Linkage analysis has reported the chromosomal region 7q21 to be related with autism. This region contains an imprinting region with MECP2-binding sites, and DLX5 is reported to be modulated by MECP2. DLX5 and adjacent DLX6 are homeobox genes working in neurogenesis. From these points, DLX5 and DLX6 are candidate genes for autism. Therefore, we analyzed the expression of DLX5 and DLX6, and also PEG10 as a control in the lymphoblasts of autistic spectrum disorder (ASD) patients by real-time PCR to identify potential abnormality of expression. And we also analyzed DLX5 and DLX6 on ASD patients for mutation by direct sequence. The expression level of DLX5 was not different between ASD and controls but was higher in four ASD patients compared to controls.
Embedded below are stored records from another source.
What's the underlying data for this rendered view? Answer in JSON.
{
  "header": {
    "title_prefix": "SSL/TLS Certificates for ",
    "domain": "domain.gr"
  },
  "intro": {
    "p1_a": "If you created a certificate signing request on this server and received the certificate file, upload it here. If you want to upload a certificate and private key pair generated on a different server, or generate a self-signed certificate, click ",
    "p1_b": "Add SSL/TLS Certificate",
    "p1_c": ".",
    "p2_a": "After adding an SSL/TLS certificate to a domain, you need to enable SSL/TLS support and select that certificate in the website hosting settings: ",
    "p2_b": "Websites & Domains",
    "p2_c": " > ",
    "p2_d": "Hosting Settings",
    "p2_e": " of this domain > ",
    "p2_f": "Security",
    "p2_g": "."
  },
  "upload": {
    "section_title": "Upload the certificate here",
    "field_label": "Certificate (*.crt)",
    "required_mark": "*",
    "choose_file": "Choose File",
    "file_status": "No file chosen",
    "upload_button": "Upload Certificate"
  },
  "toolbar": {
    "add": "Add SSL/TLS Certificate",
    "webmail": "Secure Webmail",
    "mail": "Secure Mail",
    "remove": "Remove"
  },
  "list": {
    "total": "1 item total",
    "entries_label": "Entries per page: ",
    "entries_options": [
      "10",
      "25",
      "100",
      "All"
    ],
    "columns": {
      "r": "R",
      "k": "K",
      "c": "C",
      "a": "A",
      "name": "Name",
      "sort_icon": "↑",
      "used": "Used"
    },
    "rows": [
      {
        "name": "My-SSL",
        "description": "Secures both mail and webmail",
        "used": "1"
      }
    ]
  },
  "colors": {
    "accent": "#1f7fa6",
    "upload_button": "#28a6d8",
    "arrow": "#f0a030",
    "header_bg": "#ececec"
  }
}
Clinical features of these four patients were variable. DLX5 expression was biallelic in two ASD patients and two controls, indicating that DLX5 was not imprinted. There was no mutation in DLX5 in ASD. Although DLX5 was not likely to play major role in ASD, genes relating to DLX5 expression and downstream of DLX5 are considered to be candidate genes for some of the ASD patients. In DLX6, we detected a G656A base change (R219H) in two ASD patients who were male siblings. DLX6 may contribute to the pathogenesis of ASD.